Department of Biomedical Engineering, Case Western Reserve University, Cleveland, OH 44106.
Department of Biomedical Engineering, Case Western Reserve University, Advanced Platform Technology Center, U.S. Department of Veterans Affairs, Cleveland, OH 44106.
J Biomech Eng. 2022 Sep 1;144(9). doi: 10.1115/1.4053913.
The trunk movements of an individual paralyzed by spinal cord injury (SCI) can be restored by functional neuromuscular stimulation (FNS), which applies low-level current to the motor nerves to activate the paralyzed muscles to generate useful torques, to actuate the trunk. FNS can be modulated to vary the biotorques to drive the trunk to follow a user-defined reference motion and maintain it at a desired postural set-point. However, a stabilizing modulation policy (i.e., control law) is difficult to derive as the biomechanics of the spine and pelvis are complex and the neuromuscular dynamics are highly nonlinear, nonautonomous, and input redundant. Therefore, a control method that can stabilize it with FNS without knowing the accurate skeletal and neuromuscular dynamics is desired. To achieve this goal, we propose a control framework consisting of a robust control module that generates stabilizing torques while an artificial neural network-based mapping mechanism with an anatomy-based updating law ensures that the muscle-generated torques converge to the stabilizing values. For the robust control module, two sliding-mode robust controllers (i.e., a high compensation controller and an adaptive controller), were investigated. System stability of the proposed control method was rigorously analyzed based on the assumption that the skeletal dynamics can be approximated by Euler-Lagrange equations with bounded disturbances, which enables the generalization of the control framework. We present experiments in a simulation environment where an anatomically realistic three-dimensional musculoskeletal model of the human trunk moved in the anterior- posterior and medial-lateral directions while perturbations were applied. The satisfactory simulation results suggest the potential of this control technique for trunk tracking tasks in a typical clinical environment.

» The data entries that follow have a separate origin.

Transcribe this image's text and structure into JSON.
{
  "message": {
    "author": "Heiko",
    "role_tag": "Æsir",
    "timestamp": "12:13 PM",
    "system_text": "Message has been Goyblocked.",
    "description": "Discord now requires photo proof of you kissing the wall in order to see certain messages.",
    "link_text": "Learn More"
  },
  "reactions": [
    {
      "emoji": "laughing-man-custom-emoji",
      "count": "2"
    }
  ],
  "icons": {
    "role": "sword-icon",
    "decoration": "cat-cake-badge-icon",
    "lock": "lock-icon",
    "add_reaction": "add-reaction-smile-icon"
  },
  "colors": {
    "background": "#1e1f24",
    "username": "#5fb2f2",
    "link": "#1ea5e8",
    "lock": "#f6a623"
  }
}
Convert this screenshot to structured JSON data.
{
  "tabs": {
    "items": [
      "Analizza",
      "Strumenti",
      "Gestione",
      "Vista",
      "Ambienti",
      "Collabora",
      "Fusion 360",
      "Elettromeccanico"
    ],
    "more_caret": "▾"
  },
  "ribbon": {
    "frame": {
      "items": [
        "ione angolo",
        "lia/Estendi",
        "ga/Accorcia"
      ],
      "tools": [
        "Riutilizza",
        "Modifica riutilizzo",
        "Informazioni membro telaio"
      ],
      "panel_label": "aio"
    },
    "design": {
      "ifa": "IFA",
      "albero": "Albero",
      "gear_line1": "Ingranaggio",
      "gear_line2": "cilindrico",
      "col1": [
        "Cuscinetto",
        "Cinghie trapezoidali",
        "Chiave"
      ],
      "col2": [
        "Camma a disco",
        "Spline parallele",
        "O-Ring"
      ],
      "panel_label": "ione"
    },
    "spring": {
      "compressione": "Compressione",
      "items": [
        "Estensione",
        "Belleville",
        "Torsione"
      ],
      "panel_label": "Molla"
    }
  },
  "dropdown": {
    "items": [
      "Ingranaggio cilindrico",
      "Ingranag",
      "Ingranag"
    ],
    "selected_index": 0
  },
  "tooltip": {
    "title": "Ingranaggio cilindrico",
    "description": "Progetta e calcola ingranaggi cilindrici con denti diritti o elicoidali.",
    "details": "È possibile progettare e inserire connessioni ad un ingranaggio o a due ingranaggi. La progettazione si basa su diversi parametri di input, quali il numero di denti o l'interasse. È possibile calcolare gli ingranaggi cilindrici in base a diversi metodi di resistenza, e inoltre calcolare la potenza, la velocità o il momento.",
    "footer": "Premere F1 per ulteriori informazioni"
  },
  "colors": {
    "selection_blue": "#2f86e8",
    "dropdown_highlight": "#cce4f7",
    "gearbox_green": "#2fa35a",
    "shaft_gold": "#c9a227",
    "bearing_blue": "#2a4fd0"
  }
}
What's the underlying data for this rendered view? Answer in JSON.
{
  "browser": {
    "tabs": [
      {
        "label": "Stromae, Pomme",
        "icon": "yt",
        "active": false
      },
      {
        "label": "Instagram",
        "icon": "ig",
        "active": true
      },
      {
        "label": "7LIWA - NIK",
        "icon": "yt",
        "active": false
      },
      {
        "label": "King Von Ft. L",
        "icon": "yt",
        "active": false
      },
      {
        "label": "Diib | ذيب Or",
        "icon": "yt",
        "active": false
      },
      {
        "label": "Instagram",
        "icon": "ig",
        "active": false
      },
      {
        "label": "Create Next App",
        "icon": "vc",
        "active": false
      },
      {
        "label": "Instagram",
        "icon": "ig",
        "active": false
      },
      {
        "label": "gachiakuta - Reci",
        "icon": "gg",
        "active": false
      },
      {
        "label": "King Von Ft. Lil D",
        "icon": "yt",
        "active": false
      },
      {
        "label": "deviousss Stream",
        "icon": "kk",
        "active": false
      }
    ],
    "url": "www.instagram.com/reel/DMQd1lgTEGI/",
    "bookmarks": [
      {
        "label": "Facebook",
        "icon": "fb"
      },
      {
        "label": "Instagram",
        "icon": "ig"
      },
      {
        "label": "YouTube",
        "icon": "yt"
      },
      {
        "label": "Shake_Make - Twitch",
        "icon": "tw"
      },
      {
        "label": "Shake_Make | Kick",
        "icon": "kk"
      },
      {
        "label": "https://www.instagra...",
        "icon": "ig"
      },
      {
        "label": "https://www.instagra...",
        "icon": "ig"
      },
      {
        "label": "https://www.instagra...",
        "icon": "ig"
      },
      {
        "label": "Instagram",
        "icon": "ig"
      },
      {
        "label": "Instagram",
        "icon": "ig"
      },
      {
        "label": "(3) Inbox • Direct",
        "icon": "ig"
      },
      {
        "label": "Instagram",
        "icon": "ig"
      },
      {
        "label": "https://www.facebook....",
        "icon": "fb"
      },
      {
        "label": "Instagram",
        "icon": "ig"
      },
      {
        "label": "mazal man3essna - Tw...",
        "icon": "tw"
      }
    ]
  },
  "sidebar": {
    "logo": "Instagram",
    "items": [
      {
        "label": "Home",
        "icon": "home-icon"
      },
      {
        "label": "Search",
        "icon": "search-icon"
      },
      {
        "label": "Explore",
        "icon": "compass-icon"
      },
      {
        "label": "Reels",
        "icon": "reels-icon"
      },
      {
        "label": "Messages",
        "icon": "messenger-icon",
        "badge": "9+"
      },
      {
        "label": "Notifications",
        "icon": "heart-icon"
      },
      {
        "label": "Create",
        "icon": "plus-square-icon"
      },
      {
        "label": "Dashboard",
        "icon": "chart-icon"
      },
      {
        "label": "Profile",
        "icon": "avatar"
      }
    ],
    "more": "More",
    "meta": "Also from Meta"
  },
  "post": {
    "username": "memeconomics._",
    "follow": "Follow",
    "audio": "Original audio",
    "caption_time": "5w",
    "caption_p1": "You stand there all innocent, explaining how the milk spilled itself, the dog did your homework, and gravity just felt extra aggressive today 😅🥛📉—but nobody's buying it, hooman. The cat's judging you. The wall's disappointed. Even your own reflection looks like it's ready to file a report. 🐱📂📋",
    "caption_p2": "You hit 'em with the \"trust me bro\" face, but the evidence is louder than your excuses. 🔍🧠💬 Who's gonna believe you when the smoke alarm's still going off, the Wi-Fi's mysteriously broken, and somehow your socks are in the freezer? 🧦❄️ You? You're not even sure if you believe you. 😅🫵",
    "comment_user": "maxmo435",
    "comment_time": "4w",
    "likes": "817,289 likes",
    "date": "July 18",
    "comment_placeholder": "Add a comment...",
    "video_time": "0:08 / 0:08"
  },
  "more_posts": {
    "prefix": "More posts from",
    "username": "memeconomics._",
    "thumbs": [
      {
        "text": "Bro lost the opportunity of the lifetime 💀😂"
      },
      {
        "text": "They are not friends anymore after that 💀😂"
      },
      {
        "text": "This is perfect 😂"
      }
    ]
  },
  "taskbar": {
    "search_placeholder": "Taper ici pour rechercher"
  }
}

个体因脊髓损伤(SCI)而瘫痪时,可通过功能性神经肌肉刺激(FNS)来恢复躯干运动,该方法通过向运动神经施加低水平电流来激活瘫痪肌肉,以产生有用的扭矩,从而驱动躯干。FNS 可以进行调制以改变双扭矩,以驱动躯干跟随用户定义的参考运动并将其维持在期望的姿势设定点。然而,由于脊柱和骨盆的生物力学复杂,神经肌肉动力学高度非线性、非自治和输入冗余,因此很难推导出稳定的调制策略(即控制律)。因此,需要一种无需了解精确骨骼和神经肌肉动力学即可通过 FNS 稳定它的控制方法。为了实现这一目标,我们提出了一个控制框架,该框架由一个鲁棒控制模块组成,该模块生成稳定的扭矩,而基于人工神经网络的映射机制具有基于解剖结构的更新律,可确保肌肉产生的扭矩收敛到稳定值。对于鲁棒控制模块,研究了两种滑模鲁棒控制器(即高补偿控制器和自适应控制器)。基于骨骼动力学可以用具有有界干扰的 Euler-Lagrange 方程近似的假设,严格分析了所提出控制方法的系统稳定性,这使得控制框架具有通用性。我们在模拟环境中进行了实验,其中人体躯干的解剖学逼真的三维肌肉骨骼模型在前后和内外方向上移动,同时施加了扰动。令人满意的模拟结果表明,该控制技术具有在典型临床环境中进行躯干跟踪任务的潜力。